Avid fans, such as you and I, of Brian Haig‘s military thrillers featuring wise-apple Sean Drummond may have wondered hazily, in that sweet empty portion of the evening whilst staring at the glowing coals in the fireplace and scratching the head of your faithful furry animal — whatever that horrid thing is — just what a novel by this first-rate crime writer would be like if he went… Drummond-less?
Now we know: still first rate.
Hard as it may be for the smirky Lieutenant Colonel to hear, Mr. Haig can get by, at least temporarily, without him. For one thing, Mr. Haig is capable of taking on himself the cracking-wise duty formerly delegated to his fictional JAG officer/sleuth — and in his new novel, The Hunted, he does so with nonchalant ease.
Which is odd to say, because The Hunted is not — really not — a comic novel. On the contrary, the subject is very grim, often frightening: During the collapse of the Soviet empire and the struggling years of its rebirth as a nation-sized lunatic asylum, an unusually capable entrepeneur, Alex Konevitch, achieves remarkable success and rakes in, oh, oodles of money. Tons of the stuff. Enough to draw the evil gaze of a former KGB operative, now a Russian government official, who wants to get the rubles for himself and also to punish Alex whom he sees an ally of Yeltsin, i.e. an instrument his downfall as a hotshot Soviet bigwig. Plus he needs to practice his now rusting torture skills.
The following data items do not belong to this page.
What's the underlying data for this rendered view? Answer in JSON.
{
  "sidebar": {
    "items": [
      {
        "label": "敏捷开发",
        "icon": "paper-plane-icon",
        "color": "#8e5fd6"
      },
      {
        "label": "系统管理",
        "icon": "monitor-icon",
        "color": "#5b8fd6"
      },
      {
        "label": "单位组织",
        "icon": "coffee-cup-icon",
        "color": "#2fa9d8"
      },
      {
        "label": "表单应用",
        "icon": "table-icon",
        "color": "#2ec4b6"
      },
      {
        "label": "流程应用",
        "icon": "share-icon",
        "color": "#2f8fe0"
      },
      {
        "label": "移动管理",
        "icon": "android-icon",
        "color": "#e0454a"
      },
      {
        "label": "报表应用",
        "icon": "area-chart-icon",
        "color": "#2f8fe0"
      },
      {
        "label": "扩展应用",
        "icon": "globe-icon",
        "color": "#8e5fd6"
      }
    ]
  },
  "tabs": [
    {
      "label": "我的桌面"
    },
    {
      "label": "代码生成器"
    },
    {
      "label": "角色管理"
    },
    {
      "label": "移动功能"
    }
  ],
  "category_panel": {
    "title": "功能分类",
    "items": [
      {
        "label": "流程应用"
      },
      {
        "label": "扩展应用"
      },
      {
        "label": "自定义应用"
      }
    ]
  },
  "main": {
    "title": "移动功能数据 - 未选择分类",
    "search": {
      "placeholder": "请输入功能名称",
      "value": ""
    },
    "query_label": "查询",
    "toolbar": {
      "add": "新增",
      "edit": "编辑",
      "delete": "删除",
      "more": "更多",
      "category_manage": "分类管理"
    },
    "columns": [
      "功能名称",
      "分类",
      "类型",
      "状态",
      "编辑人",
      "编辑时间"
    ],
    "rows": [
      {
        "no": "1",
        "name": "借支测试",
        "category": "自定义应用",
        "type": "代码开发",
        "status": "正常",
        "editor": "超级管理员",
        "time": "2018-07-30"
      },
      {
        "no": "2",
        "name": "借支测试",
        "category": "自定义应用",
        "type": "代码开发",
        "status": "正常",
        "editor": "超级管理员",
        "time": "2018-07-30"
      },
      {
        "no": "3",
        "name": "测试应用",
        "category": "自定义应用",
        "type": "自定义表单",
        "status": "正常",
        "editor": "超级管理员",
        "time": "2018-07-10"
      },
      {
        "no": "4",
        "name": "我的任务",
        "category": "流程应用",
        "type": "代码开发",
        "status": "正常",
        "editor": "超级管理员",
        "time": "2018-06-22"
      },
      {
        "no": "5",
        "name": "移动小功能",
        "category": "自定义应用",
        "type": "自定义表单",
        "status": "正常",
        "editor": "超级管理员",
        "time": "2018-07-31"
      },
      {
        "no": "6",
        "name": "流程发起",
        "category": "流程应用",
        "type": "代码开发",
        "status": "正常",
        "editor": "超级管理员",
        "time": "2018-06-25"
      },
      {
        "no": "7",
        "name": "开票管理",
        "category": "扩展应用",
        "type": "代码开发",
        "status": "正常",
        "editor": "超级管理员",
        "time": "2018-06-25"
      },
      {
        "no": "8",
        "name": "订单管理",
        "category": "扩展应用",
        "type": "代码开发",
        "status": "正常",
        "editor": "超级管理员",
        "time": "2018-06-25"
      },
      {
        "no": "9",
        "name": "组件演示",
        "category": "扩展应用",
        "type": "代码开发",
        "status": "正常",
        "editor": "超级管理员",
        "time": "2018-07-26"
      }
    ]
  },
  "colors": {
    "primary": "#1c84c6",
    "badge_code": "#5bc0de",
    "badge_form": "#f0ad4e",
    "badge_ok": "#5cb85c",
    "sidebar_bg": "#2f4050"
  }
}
Sergei Golitsin — he’s the former KGB nasty — does in fact snaffle those rubles via a vast leftwing conspiracy involving the Russian Mob, as well as (I regret to report) the United States Attorney General’s office. He also subjects poor Alex to brutal torture and public disgrace in preparation for offing the guy. How Alex and his formidable wife, Elena, escape, on one hand, the clutches of Golitsin and his crew of KGB and Mafiya, and on the other hand, a subverted FBI, INS, DHS and AG office, is the stuff of this exciting book.
It ought to be scary, and it is. Very tense stuff, but Haig’s style is everywhere brisk and, well, it made me laugh, anyhow. Elena, while still in the catbird seat in a posh manse in Moscow, doesn’t simply worry about the abuse the envious Muskovites heap (literally) on her doorstep, no; as Haig puts it: “”Any day, Elena expected a flotilla of Molotov cocktails to sail through her window.” That’s the style. So even during the most harrowing moments of Alex’s shooting the rapids between Scylla (KGB ‘n’ friends) and Charybdis (Um. That would be us. Sorry.) Haig always had me a-grinning.
Which is especially remarkable considering this: Though fictionalized, the whole thing is based on actual events, actual people, one of whom (the living prototype of Alex) personally asked Haig to tell his story to the world. Alex had already written a non-ficiton book detailing the outrages and injustice he endured — it’s called Defiance — but I guess he wanted something out there with more punch and wide appeal (i.e. something a simple soul like me would read).
He got it: The Hunted. Terrific. You’ll love it.
by Brian Haig
(Grand Central Publishing, Hardcover, 464pp.)
by Alex Konanykhin
(Renaissance Publishing, Hardcover, 240pp.)